See [`examples/README.md`](https://github.com/nathan-gage/just-py-bash/blob/main/examples/README.md) for run instructions.

## Result Handling

`exec()` returns an `ExecResult` with:

- `stdout: str`
- `stderr: str`
- `exit_code: int`
- `ok: bool`
- `check()` / `check_returncode()`

Example:

```python
from just_bash import Bash

with Bash() as bash:
    result = bash.exec("false")

if not result.ok:
    print(result.exit_code)
    print(result.stderr)
```

## Backend Selection

By default the package uses its vendored `just-bash` runtime and resolves Node.js in this order:

1. `node_command=` passed to `Bash(...)` or `AsyncBash(...)`
2. `JUST_BASH_NODE`
3. the first-party bundled Node provider installed by `just-py-bash[node]`
4. a system `node` on `PATH`

To point at a different `just-bash` backend artifact, set:

- `JUST_BASH_JS_ENTRY`
- `JUST_BASH_PACKAGE_JSON`
- optionally `JUST_BASH_NODE`

If you provide only `js_entry=` or `JUST_BASH_JS_ENTRY`, the wrapper will try to infer the matching `package.json` by walking parent directories. That works for both `dist/index.js` and `dist/bundle/index.js`, but you can still pass `package_json=` / `JUST_BASH_PACKAGE_JSON` explicitly when you want to be precise.

## CLI Launchers

The Python package now ships thin launchers over the upstream CLI assets:

- `just-py-bash` → delegates to upstream `just-bash`
- `just-py-bash-shell` → delegates to upstream `just-bash-shell`

These launchers forward argv, stdin, stdout, stderr, and the final exit code directly to the upstream CLI implementation. The Python package keeps Python-specific binary names, but CLI semantics come from upstream `just-bash` rather than a separate Python reimplementation.

Examples:

```bash
just-py-bash -c 'echo hello'
echo 'pwd' | just-py-bash
just-py-bash ./script.sh
just-py-bash --json -c 'echo hello'
just-py-bash-shell --cwd /
```

## Scope Compared to Upstream TypeScript API

The wrapper now covers the main upstream session API, filesystem config and session-fs surfaces, option hooks, command-name helpers, standalone parser/serializer helpers, the built-in transform pipeline/plugin surfaces (`BashTransformPipeline`, `CommandCollectorPlugin`, `TeePlugin`), upstream-style sandbox/security helper utilities, and thin CLI delegation via `just-py-bash` / `just-py-bash-shell`.

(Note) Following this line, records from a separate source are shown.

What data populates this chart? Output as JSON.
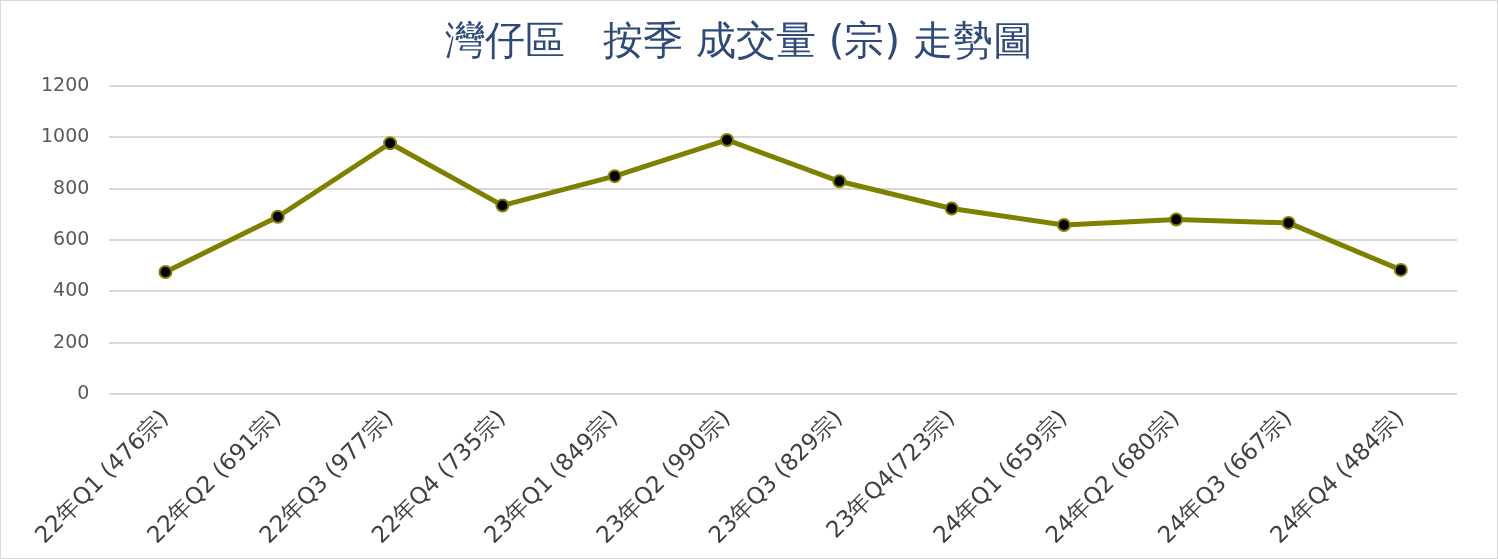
{
  "chart_data": {
    "type": "line",
    "title": "灣仔區   按季 成交量 (宗) 走勢圖",
    "categories": [
      "22年Q1 (476宗)",
      "22年Q2 (691宗)",
      "22年Q3 (977宗)",
      "22年Q4 (735宗)",
      "23年Q1 (849宗)",
      "23年Q2 (990宗)",
      "23年Q3 (829宗)",
      "23年Q4(723宗)",
      "24年Q1 (659宗)",
      "24年Q2 (680宗)",
      "24年Q3 (667宗)",
      "24年Q4 (484宗)"
    ],
    "series": [
      {
        "color": "#7f7f00",
        "values": [
          476,
          691,
          977,
          735,
          849,
          990,
          829,
          723,
          659,
          680,
          667,
          484
        ]
      }
    ],
    "ylim": [
      0,
      1200
    ],
    "yticks": [
      0,
      200,
      400,
      600,
      800,
      1000,
      1200
    ],
    "grid": "y",
    "legend": false,
    "marker": "circle",
    "line_style": "solid"
  }
}
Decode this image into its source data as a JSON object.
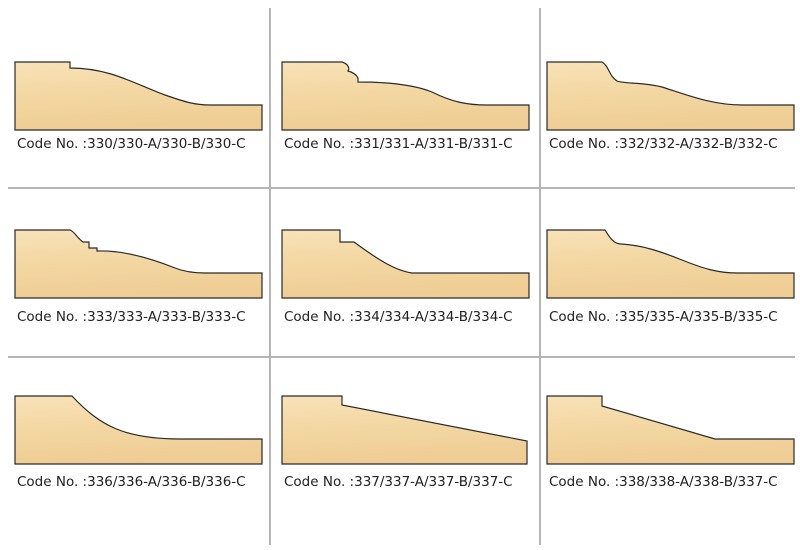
{
  "items": [
    {
      "code": "Code No. :330/330-A/330-B/330-C"
    },
    {
      "code": "Code No. :331/331-A/331-B/331-C"
    },
    {
      "code": "Code No. :332/332-A/332-B/332-C"
    },
    {
      "code": "Code No. :333/333-A/333-B/333-C"
    },
    {
      "code": "Code No. :334/334-A/334-B/334-C"
    },
    {
      "code": "Code No. :335/335-A/335-B/335-C"
    },
    {
      "code": "Code No. :336/336-A/336-B/336-C"
    },
    {
      "code": "Code No. :337/337-A/337-B/337-C"
    },
    {
      "code": "Code No. :338/338-A/338-B/337-C"
    }
  ]
}
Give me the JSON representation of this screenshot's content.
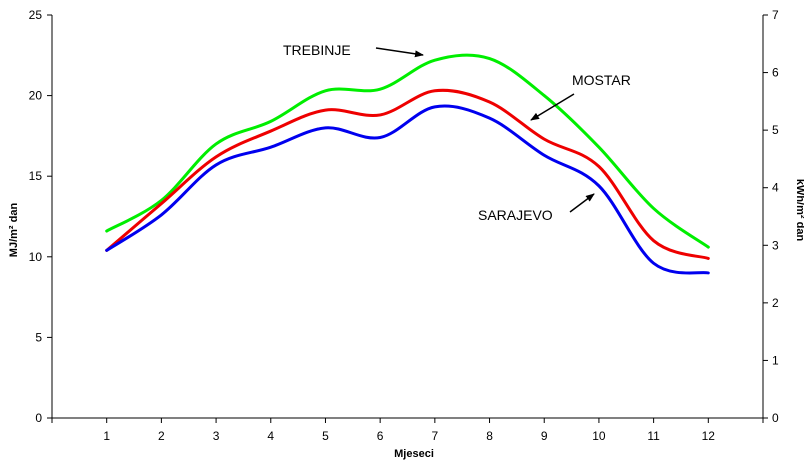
{
  "chart_data": {
    "type": "line",
    "xlabel": "Mjeseci",
    "ylabel_left": "MJ/m² dan",
    "ylabel_right": "kWh/m² dan",
    "x": [
      1,
      2,
      3,
      4,
      5,
      6,
      7,
      8,
      9,
      10,
      11,
      12
    ],
    "xlim": [
      0,
      13
    ],
    "ylim_left": [
      0,
      25
    ],
    "ylim_right": [
      0,
      7
    ],
    "yticks_left": [
      "0",
      "5",
      "10",
      "15",
      "20",
      "25"
    ],
    "yticks_right": [
      "0",
      "1",
      "2",
      "3",
      "4",
      "5",
      "6",
      "7"
    ],
    "xticks": [
      "1",
      "2",
      "3",
      "4",
      "5",
      "6",
      "7",
      "8",
      "9",
      "10",
      "11",
      "12"
    ],
    "grid": false,
    "series": [
      {
        "name": "TREBINJE",
        "color": "#00ee00",
        "values": [
          11.6,
          13.5,
          17.0,
          18.4,
          20.3,
          20.4,
          22.2,
          22.3,
          20.0,
          16.8,
          13.0,
          10.6
        ]
      },
      {
        "name": "MOSTAR",
        "color": "#ee0000",
        "values": [
          10.4,
          13.3,
          16.2,
          17.8,
          19.1,
          18.8,
          20.3,
          19.6,
          17.3,
          15.6,
          11.0,
          9.9
        ]
      },
      {
        "name": "SARAJEVO",
        "color": "#0000ee",
        "values": [
          10.4,
          12.6,
          15.7,
          16.8,
          18.0,
          17.4,
          19.3,
          18.6,
          16.3,
          14.4,
          9.6,
          9.0
        ]
      }
    ],
    "annotations": [
      "TREBINJE",
      "MOSTAR",
      "SARAJEVO"
    ]
  }
}
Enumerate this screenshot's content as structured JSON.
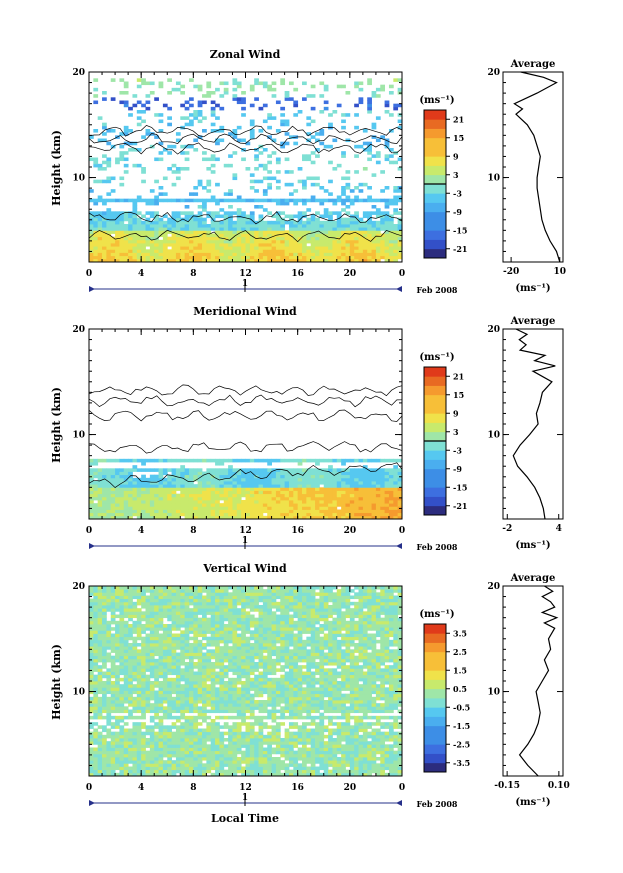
{
  "page": {
    "x_axis_title": "Local Time",
    "date_label": "Feb 2008",
    "day_marker": "1"
  },
  "chart_data": [
    {
      "type": "heatmap",
      "title": "Zonal Wind",
      "ylabel": "Height (km)",
      "xlim": [
        0,
        24
      ],
      "ylim": [
        2,
        20
      ],
      "x_ticks": [
        "0",
        "4",
        "8",
        "12",
        "16",
        "20",
        "0"
      ],
      "y_ticks": [
        "10",
        "20"
      ],
      "colorbar": {
        "unit": "(ms⁻¹)",
        "ticks": [
          "21",
          "15",
          "9",
          "3",
          "-3",
          "-9",
          "-15",
          "-21"
        ],
        "range": [
          -24,
          24
        ],
        "zero_line": 0
      },
      "profile": {
        "title": "Average",
        "xlabel": "(ms⁻¹)",
        "xlim": [
          -25,
          12
        ],
        "x_ticks": [
          "-20",
          "10"
        ],
        "y_ticks": [
          "10",
          "20"
        ],
        "points": [
          [
            10,
            2
          ],
          [
            8,
            3
          ],
          [
            4,
            4
          ],
          [
            1,
            5
          ],
          [
            -1,
            6
          ],
          [
            -2,
            7
          ],
          [
            -3,
            8
          ],
          [
            -4,
            9
          ],
          [
            -4,
            10
          ],
          [
            -3,
            11
          ],
          [
            -2,
            12
          ],
          [
            -4,
            13
          ],
          [
            -6,
            14
          ],
          [
            -10,
            15
          ],
          [
            -17,
            16
          ],
          [
            -13,
            16.5
          ],
          [
            -18,
            17
          ],
          [
            -4,
            18
          ],
          [
            8,
            19
          ],
          [
            0,
            19.5
          ],
          [
            -14,
            20
          ]
        ]
      }
    },
    {
      "type": "heatmap",
      "title": "Meridional Wind",
      "ylabel": "Height (km)",
      "xlim": [
        0,
        24
      ],
      "ylim": [
        2,
        20
      ],
      "x_ticks": [
        "0",
        "4",
        "8",
        "12",
        "16",
        "20",
        "0"
      ],
      "y_ticks": [
        "10",
        "20"
      ],
      "colorbar": {
        "unit": "(ms⁻¹)",
        "ticks": [
          "21",
          "15",
          "9",
          "3",
          "-3",
          "-9",
          "-15",
          "-21"
        ],
        "range": [
          -24,
          24
        ],
        "zero_line": 0
      },
      "profile": {
        "title": "Average",
        "xlabel": "(ms⁻¹)",
        "xlim": [
          -2.5,
          4.5
        ],
        "x_ticks": [
          "-2",
          "4"
        ],
        "y_ticks": [
          "10",
          "20"
        ],
        "points": [
          [
            2.4,
            2
          ],
          [
            2.2,
            3
          ],
          [
            1.8,
            4
          ],
          [
            1.2,
            5
          ],
          [
            0.3,
            6
          ],
          [
            -0.8,
            7
          ],
          [
            -1.3,
            8
          ],
          [
            -0.5,
            9
          ],
          [
            0.6,
            10
          ],
          [
            1.6,
            11
          ],
          [
            1.4,
            12
          ],
          [
            1.8,
            13
          ],
          [
            2.1,
            14
          ],
          [
            3.2,
            15
          ],
          [
            1.0,
            16
          ],
          [
            3.6,
            16.5
          ],
          [
            1.2,
            17
          ],
          [
            2.4,
            17.5
          ],
          [
            -0.5,
            18
          ],
          [
            0.2,
            18.5
          ],
          [
            -0.6,
            19
          ],
          [
            0.3,
            19.5
          ],
          [
            -1.0,
            20
          ]
        ]
      }
    },
    {
      "type": "heatmap",
      "title": "Vertical Wind",
      "ylabel": "Height (km)",
      "xlim": [
        0,
        24
      ],
      "ylim": [
        2,
        20
      ],
      "x_ticks": [
        "0",
        "4",
        "8",
        "12",
        "16",
        "20",
        "0"
      ],
      "y_ticks": [
        "10",
        "20"
      ],
      "colorbar": {
        "unit": "(ms⁻¹)",
        "ticks": [
          "3.5",
          "2.5",
          "1.5",
          "0.5",
          "-0.5",
          "-1.5",
          "-2.5",
          "-3.5"
        ],
        "range": [
          -4,
          4
        ],
        "zero_line": null
      },
      "profile": {
        "title": "Average",
        "xlabel": "(ms⁻¹)",
        "xlim": [
          -0.17,
          0.12
        ],
        "x_ticks": [
          "-0.15",
          "0.10"
        ],
        "y_ticks": [
          "10",
          "20"
        ],
        "points": [
          [
            0.0,
            2
          ],
          [
            -0.05,
            3
          ],
          [
            -0.09,
            4
          ],
          [
            -0.05,
            5
          ],
          [
            -0.02,
            6
          ],
          [
            0.0,
            7
          ],
          [
            0.01,
            8
          ],
          [
            0.0,
            9
          ],
          [
            -0.01,
            10
          ],
          [
            0.02,
            11
          ],
          [
            0.05,
            12
          ],
          [
            0.03,
            13
          ],
          [
            0.06,
            14
          ],
          [
            0.05,
            15
          ],
          [
            0.08,
            16
          ],
          [
            0.03,
            16.5
          ],
          [
            0.09,
            17
          ],
          [
            0.02,
            17.5
          ],
          [
            0.08,
            18
          ],
          [
            0.06,
            18.5
          ],
          [
            0.02,
            19
          ],
          [
            0.07,
            19.5
          ],
          [
            0.03,
            20
          ]
        ]
      }
    }
  ]
}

What it still does **not** expose is the full low-level TypeScript filesystem surface or live Python filesystem adapter interfaces from the TypeScript package. The Python wrapper currently covers the session-facing filesystem methods (`exists`, `stat`, `mkdir`, `readdir`, `rm`, `cp`, `mv`, `chmod`, `readlink`, `realpath`, plus the text/bytes helpers), but not the remaining lower-level pieces like `lstat`, `symlink`, `link`, `utimes`, or `readdirWithFileTypes`. If you need those full lower-level primitives directly, use upstream `just-bash` from TypeScript. If you want the Pythonic session-oriented shell API plus the portable parser / transform / sandbox / security helper surfaces described above, use `just-py-bash`.